We quickly realized that we had a fundamental problem: how were we supposed to evaluate the impact of messages on urban residents of Anbar without having access to any? We were not going to fix this, and we had a short timeframe, so the collective wisdom in the room was that we would just do our best to model them. But model them how? There was some thin polling data and survey work about attitudes, but it all (obviously) predated the ISIL occupation. So we came up with a gut-instinct schematic. We would recruit our fake audience from people who resembled urban Anbaris in what we felt were key respects for the information campaign in “tiers” and evaluate their responses accordingly. The top tier was expatriate Iraqi Sunnis from Anbar – they were few and far between in the weeks we had – next came any expatriate Iraqi Sunnis, then any Sunni Arabs, and other subject matter experts who spoke Arabic and had worked in Iraq, regardless of their ethnicity, and so on…
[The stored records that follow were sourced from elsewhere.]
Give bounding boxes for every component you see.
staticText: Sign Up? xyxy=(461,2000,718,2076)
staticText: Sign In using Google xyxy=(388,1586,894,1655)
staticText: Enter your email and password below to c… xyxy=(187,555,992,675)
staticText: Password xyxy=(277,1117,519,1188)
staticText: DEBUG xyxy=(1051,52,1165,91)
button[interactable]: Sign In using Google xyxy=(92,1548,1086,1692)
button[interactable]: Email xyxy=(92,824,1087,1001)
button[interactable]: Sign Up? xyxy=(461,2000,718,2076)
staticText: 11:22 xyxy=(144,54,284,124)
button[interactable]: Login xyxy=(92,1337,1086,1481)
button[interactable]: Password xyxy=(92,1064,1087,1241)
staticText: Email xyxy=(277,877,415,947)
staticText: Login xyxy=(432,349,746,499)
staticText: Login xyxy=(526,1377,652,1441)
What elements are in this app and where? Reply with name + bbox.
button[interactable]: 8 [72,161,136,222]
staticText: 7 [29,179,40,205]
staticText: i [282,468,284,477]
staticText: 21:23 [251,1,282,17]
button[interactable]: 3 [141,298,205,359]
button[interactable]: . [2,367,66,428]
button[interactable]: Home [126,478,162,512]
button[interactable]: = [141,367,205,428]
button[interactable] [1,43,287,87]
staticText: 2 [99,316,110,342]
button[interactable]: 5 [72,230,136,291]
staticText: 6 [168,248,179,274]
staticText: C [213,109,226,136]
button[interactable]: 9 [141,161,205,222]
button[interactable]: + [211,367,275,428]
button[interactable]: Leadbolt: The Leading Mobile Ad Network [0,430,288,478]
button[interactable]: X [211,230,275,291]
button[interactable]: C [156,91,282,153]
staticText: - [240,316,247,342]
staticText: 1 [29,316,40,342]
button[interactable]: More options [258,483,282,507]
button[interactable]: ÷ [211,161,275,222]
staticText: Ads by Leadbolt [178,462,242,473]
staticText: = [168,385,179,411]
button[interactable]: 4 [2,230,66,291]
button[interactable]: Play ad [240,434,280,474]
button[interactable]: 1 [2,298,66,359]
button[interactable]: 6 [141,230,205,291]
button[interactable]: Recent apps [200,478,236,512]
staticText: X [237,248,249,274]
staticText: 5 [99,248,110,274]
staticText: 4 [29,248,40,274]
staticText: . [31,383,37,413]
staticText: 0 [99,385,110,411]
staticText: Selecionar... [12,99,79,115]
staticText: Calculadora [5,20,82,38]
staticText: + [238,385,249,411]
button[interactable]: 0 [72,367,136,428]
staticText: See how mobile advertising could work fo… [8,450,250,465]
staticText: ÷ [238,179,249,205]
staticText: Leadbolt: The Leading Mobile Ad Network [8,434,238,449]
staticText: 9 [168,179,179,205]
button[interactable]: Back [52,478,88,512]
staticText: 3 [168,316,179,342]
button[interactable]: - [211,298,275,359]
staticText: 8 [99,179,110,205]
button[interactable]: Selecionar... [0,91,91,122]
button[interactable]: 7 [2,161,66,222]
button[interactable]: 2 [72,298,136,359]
The good news is our results ended up being helpful. The bad news is we winged it. The science on how best to approximate the responses of a specific demographic audience is far more nascent than it should be at this stage in the development of both practical military operations and the academic disciplines associated with MISO. Red Teaming practitioners need to keep this constantly in mind, and we should all be looking for opportunities to improve and expand our knowledge base through scientifically valid projects. Existing statistical techniques are good at extrapolating inference from relatively small samples, but they cannot overcome fundamental differences in cultural bias. For the sake of the validity of all of our work – and the lives and security of the people we all work to protect – we need to elevate basic science on this issue to the top of the community research agenda.